Elle ne répond pas. À la place, elle se dégage de mon étreinte pour reprendre sa place sur le bar en me prenant par le poignet afin de m'asseoir à côté d'elle. Le barman lui jette un rapide coup d'œil compatissant avant de vider sa machine à café.

Toujours silencieuse, Anaïs engouffre un gros morceau de pancake sous mon regard interrogateur. Puis elle se lance finalement :

– J'étais super inquiète ! J'ai cru que tu ne me parlais plus à cause de moi, de ce que j'aurais pu dire. J'ai même cru qu'il t'était arrivé quelque chose ! Je sais que ta vie est un peu compliquée en ce moment et que... tu as des choses à régler, mais j'ai paniqué quand j'ai vu que tu ne me répondais plus après quelques jours. Et puis y'a Gabriel, il—

– Gabriel ? l'interrompis-je, incrédule et pas sûre d'aimer la suite.

– Oui, Gabriel. Il est venu me voir, plusieurs fois. Il n'arrêtait pas de me demander si je t'avais parlé récemment ou si on s'était vu. Le fait que je lui dise non avait l'air de le mettre en colère, enfin... plus qu'avant. J'avais peur qu'il te soit arrivé un truc ! Imagine si on t'avait enlevée ?

– Rassure-toi, personne ne m'a enlevée. J'étais... ailleurs, finis-je par dire après avoir jeté un coup d'oeil autour de nous pour être sûre que les oreilles indiscrètes ne traînaient pas trop par-là.

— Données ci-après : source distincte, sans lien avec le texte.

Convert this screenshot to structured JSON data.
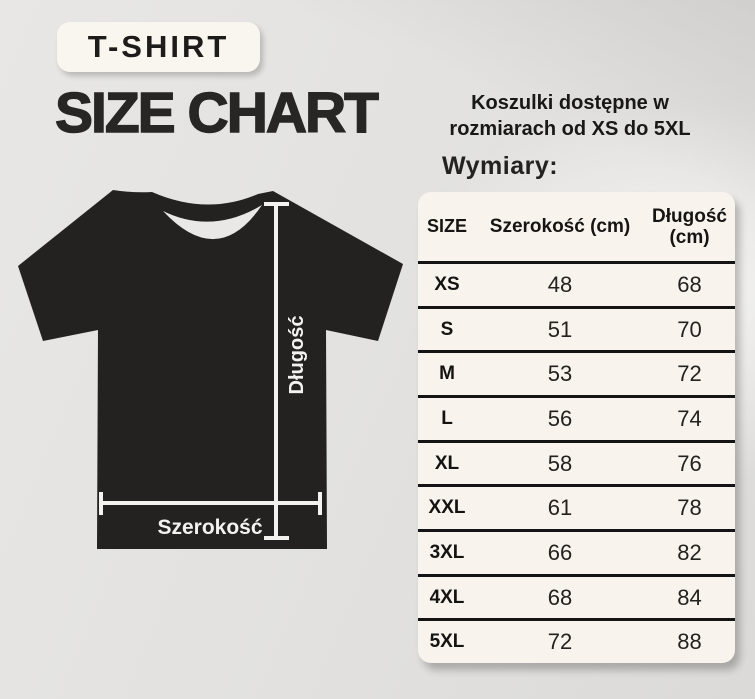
{
  "header": {
    "badge": "T-SHIRT",
    "title": "SIZE CHART"
  },
  "intro": {
    "line1": "Koszulki dostępne w",
    "line2": "rozmiarach od XS do 5XL",
    "dimensions_label": "Wymiary:"
  },
  "diagram": {
    "length_label": "Długość",
    "width_label": "Szerokość"
  },
  "chart_data": {
    "type": "table",
    "title": "SIZE CHART",
    "units": "cm",
    "columns": [
      "SIZE",
      "Szerokość (cm)",
      "Długość (cm)"
    ],
    "rows": [
      [
        "XS",
        "48",
        "68"
      ],
      [
        "S",
        "51",
        "70"
      ],
      [
        "M",
        "53",
        "72"
      ],
      [
        "L",
        "56",
        "74"
      ],
      [
        "XL",
        "58",
        "76"
      ],
      [
        "XXL",
        "61",
        "78"
      ],
      [
        "3XL",
        "66",
        "82"
      ],
      [
        "4XL",
        "68",
        "84"
      ],
      [
        "5XL",
        "72",
        "88"
      ]
    ]
  },
  "colors": {
    "background": "#e2e1df",
    "panel": "#f8f4ed",
    "ink": "#1f1e1c",
    "shirt": "#242220",
    "measure_line": "#f4f2ee",
    "separator": "#141414"
  }
}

– Ailleurs ? répéta Anaïs dont les sourcils s'étaient soudainement froncés. Tu veux dire avec Alastor ?

– Oui, j'avais besoin de—

– Tu es retournée avec lui ? cracha-t-elle avec dégoût, toute trace de tristesse l'ayant quittée. Gabriel a donc eu raison. Je ne voulais pas le croire, bien que je n'apprécie pas Alastor, mais... je ne le pensais pas capable de telles choses.

– De quoi tu parles ?

– Quand Gabriel m'a demandé si je savais où tu étais il m'a dit soupçonner Alastor de t'avoir fait du mal.

– Alastor ne m'a rien fait ! la contredis-je, ébahie par sa crédulité. Comment peux-tu faire autant confiance à Gabriel ?

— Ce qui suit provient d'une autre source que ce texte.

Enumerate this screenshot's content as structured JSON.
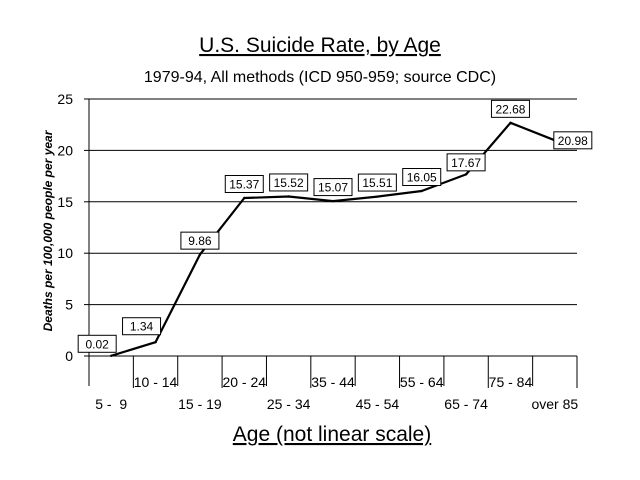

– Parce que moi aussi cette idée m'a traversé l'esprit ! répliqua Anaïs comme si ces mots lui avaient coûté cher. J'étais super inquiète et Alastor... n'est pas fréquentable et tu sais aussi bien que moi pourquoi. Gabriel m'a dit qu'il s'inquiétait aussi pour toi, et que... Alastor est recherché pour agression et meurtre.

Alors là, c'est le pompon. Dévisageant mon amie, j'ai du mal à me remettre de ses révélations. Comment Gabriel ose-t-il accuser son frère de telles choses ? Et comment ose-t-il impliquer Anaïs dans sa querelle familiale ? N'a-t-il aucune morale ?

Soudain, Anaïs prend mes mains et plonge son regard profond dans le mien. Puis de sa voix tout aussi grave, elle déclare :

– Je suis affreusement désolée de ne pas avoir été là et de ne pas t'avoir soutenue comme une amie devrait le faire.

– Anaïs... laisse-je traîner avec peine.

– Non, j'ai fait ou dit quelque chose qui t'a blessée, je le sais. Si j'avais été suffisamment là tu ne te serais jamais enfuie... là-bas, avec... lui. On trouvera un moyen de ramener ta sœur, je te le promets. Mais par pitié, arrête de faire appel à Alastor.

La vieille rengaine revenant, je retire mes mains de celles de mon amie comme si elles m'avaient brûlée.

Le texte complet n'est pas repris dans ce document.